Menurutnya, revisi ini bukannya melindungi hutan resapan untuk menjaga ekologis hutan, malah memberikan karpet merah pada perusakan hutan dengan dalih investasi. Sehingga kini dampaknya dirasakan sendiri dengan banyaknya banjir di wilayah Kota Batu.

Lebih lanjut, Pradipta memberikan solusi pada Pemkot Batu agar segera melakukan revisi peraturan tata ruang Kota Batu. Apalagi menurutnya Perda RTRW bisa direvisi setiap 5 tahun, sehingga tahun ini bisa dipersiapkan draft peraturan sebaik mungkin dan disahkan pada 2027.
"Salah satu dasar untuk kemudian merevisi peraturan RTW itu adalah dokumen KLHS (Kajian Lingkungan Hidup Strategis), kemudian lingkupan bisnis strategis yang isinya itu adalah soal pe-riset yang juga tanda tangan, sehingga kemudian itu menjadi dasar kerja RTRW," paparnya.

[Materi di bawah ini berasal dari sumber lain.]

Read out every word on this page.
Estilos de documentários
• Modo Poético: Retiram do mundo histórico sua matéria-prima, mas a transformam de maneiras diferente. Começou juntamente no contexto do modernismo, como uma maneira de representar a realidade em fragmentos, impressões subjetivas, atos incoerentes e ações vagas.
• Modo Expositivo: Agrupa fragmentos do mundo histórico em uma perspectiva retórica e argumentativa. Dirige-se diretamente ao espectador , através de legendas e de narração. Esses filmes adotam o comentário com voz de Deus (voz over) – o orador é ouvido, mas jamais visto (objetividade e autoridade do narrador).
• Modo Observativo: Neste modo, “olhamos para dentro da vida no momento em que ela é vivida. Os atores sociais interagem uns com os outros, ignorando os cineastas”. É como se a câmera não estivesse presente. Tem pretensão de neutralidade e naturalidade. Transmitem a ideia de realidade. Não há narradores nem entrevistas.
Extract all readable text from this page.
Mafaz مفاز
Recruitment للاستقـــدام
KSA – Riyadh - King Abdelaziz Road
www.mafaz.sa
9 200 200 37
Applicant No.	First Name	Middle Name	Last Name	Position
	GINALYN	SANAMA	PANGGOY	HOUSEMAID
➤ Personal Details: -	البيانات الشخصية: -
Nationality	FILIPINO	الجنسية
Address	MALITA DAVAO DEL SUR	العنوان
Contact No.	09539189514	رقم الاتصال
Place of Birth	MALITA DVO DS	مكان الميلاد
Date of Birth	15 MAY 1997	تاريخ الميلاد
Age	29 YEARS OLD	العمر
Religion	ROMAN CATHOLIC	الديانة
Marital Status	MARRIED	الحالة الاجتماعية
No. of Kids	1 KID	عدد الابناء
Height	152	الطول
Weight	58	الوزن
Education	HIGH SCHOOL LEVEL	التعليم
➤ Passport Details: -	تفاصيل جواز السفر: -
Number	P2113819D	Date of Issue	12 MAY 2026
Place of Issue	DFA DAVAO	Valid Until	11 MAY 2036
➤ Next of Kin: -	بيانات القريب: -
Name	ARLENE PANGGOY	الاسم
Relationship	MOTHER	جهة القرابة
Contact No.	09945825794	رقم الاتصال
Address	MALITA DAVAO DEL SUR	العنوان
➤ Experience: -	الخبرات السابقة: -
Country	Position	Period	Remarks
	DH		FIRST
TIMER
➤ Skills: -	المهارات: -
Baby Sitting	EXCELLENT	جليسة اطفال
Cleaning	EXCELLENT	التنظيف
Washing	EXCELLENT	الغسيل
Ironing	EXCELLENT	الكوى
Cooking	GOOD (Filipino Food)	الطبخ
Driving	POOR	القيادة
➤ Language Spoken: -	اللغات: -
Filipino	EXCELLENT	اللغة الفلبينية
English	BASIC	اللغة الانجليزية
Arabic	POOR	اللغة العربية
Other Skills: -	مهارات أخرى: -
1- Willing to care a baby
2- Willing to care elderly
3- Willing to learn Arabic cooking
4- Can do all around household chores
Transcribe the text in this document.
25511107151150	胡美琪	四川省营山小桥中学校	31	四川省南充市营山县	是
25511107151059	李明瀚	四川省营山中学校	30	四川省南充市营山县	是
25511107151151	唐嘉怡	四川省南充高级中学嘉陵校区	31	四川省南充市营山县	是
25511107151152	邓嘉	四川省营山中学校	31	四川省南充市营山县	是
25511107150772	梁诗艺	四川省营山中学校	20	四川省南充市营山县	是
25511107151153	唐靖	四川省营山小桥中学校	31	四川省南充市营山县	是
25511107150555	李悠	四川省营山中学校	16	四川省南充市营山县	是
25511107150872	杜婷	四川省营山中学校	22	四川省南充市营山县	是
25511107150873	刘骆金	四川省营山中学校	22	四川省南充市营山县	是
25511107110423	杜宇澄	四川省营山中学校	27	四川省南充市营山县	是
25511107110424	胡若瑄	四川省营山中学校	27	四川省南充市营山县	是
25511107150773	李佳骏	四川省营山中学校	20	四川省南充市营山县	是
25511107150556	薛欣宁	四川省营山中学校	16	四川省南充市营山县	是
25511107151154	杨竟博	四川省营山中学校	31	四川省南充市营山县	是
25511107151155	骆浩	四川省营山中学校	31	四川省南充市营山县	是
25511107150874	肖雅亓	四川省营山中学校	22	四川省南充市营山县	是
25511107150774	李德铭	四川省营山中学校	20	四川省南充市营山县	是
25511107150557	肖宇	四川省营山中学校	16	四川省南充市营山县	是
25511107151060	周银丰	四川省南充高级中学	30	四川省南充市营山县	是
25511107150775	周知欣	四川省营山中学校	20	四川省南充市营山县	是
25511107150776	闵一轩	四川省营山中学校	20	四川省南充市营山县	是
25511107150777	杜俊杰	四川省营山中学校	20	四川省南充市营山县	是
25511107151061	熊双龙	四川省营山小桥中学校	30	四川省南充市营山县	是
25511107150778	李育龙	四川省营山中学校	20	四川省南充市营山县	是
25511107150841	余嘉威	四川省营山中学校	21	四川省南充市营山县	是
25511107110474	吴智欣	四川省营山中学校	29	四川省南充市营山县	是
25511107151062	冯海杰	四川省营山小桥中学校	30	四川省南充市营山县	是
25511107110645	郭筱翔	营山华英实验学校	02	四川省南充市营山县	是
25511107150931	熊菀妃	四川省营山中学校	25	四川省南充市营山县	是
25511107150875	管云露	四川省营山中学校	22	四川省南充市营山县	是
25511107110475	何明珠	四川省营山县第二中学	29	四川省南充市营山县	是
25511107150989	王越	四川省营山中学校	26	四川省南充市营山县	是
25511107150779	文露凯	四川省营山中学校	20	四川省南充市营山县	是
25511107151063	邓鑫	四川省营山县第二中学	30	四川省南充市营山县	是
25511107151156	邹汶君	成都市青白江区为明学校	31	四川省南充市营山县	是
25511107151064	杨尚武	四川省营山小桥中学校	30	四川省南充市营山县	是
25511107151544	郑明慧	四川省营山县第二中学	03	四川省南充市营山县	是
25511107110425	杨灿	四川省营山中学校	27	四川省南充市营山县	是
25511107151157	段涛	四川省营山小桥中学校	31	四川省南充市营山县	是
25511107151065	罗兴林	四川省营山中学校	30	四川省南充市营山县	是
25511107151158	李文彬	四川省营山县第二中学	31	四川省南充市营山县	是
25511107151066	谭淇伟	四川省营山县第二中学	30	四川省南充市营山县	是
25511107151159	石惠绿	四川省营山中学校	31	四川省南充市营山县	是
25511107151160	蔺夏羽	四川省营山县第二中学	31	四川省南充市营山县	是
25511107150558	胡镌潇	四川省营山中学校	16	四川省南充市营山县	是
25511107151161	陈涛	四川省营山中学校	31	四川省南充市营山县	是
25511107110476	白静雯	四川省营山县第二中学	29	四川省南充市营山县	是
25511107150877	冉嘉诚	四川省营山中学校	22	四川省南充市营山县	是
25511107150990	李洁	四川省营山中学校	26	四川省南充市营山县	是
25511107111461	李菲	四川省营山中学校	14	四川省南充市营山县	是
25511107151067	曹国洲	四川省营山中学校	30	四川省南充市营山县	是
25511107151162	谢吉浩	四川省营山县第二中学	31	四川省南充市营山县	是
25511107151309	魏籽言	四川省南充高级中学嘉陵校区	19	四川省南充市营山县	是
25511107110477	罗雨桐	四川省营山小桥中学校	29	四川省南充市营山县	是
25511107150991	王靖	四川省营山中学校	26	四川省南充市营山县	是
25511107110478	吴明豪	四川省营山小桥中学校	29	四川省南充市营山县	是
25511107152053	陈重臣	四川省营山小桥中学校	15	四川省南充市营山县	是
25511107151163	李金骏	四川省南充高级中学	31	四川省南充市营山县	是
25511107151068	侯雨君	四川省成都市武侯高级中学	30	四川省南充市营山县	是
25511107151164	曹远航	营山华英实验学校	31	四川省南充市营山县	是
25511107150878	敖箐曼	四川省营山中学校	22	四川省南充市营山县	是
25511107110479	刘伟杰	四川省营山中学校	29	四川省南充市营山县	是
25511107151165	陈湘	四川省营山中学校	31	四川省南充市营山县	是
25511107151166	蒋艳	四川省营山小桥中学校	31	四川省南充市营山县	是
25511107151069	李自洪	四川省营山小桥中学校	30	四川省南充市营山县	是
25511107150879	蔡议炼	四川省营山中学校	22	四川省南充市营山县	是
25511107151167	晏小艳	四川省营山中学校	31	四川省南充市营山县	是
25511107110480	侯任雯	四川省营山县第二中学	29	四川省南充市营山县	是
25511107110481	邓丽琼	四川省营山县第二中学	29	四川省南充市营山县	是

Dengan dasar ini, menurutnya bisa diatur di mana kawasan pariwisata ditempatkan, di mana kawasan pemukiman ditempatkan, di mana kawasan perhotelan ditempatkan. Setiap penempatan kawasan disesuaikan berdasarkan riset dan keilmuan yang matang, tidak asal bangun bangunan seperti saat ini.